If the North's claim is true, it presents a fresh threat to the security of South Korea and Japan, as well as the United States. Pyongyang has previously claimed that it has the technology to build a nuclear weapon small enough to fit on an intercontinental ballistic missile, which could reach the U.S. mainland.
The statement comes days after North Korea claimed that it had successfully test-fired a submarine-launched ballistic missile earlier this month. South Korea had downplayed that announcement, characterizing the exercise as a test ejection, rather than a firing. South Korean officials believe the missile only traveled approximately 110 yards after it left the water, Yonhap reported.
The South Korean assessment was supported Tuesday by Navy Adm.
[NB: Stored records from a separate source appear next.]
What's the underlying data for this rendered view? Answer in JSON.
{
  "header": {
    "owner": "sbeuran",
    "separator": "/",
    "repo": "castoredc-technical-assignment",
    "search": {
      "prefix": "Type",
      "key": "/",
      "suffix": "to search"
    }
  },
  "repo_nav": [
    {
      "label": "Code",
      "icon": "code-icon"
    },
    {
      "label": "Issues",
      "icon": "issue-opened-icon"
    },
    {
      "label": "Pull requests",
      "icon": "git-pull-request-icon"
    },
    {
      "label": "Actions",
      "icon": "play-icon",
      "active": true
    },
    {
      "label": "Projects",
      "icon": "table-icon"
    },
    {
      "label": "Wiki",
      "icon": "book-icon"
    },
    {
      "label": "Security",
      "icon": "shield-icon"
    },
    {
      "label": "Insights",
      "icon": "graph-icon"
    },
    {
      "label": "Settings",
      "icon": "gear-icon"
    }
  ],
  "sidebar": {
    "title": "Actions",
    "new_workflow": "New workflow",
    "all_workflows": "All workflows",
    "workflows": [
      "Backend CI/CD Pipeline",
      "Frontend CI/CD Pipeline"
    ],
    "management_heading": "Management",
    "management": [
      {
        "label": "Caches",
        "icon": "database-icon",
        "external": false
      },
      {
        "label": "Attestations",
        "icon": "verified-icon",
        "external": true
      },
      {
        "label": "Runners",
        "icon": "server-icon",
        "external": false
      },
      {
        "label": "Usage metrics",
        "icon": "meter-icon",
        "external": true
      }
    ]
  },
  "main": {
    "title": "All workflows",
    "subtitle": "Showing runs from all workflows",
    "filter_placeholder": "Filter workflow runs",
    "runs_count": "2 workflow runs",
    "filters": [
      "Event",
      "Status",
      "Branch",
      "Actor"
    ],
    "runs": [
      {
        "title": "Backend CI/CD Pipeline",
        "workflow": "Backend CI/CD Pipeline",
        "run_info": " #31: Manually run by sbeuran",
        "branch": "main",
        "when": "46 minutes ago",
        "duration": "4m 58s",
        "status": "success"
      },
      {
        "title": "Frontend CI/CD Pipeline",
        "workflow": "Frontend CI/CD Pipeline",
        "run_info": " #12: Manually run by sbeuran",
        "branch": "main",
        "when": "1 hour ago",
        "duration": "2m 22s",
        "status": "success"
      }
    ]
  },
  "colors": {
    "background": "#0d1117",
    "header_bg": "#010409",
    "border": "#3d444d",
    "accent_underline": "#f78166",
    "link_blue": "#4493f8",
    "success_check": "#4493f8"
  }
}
James Winnefeld, vice chairman of the Joint Chiefs of Staff, who told an audience at a Washington think tank that North Korea was "years away" from developing the capability to launch ballistic missiles from submarines.
The U.S.-Korea Institute at Johns Hopkins University in Baltimore raised its own questions about the viability of North Korea's claimed test, saying that images released by Pyongyang may have been altered and raising the possibility that the missiles were launched from a submerged barge instead of a submarine.
However, U.S. and South Korean officials appear to have acknowledged that North Korea carried out a test of some kind. On Tuesday, Winnefeld said that if North Korea develops the capability of launching ballistic missiles from a submarine, "it will present a hard-to-detect danger for Japan and South Korea as well as our servicemembers stationed in the region."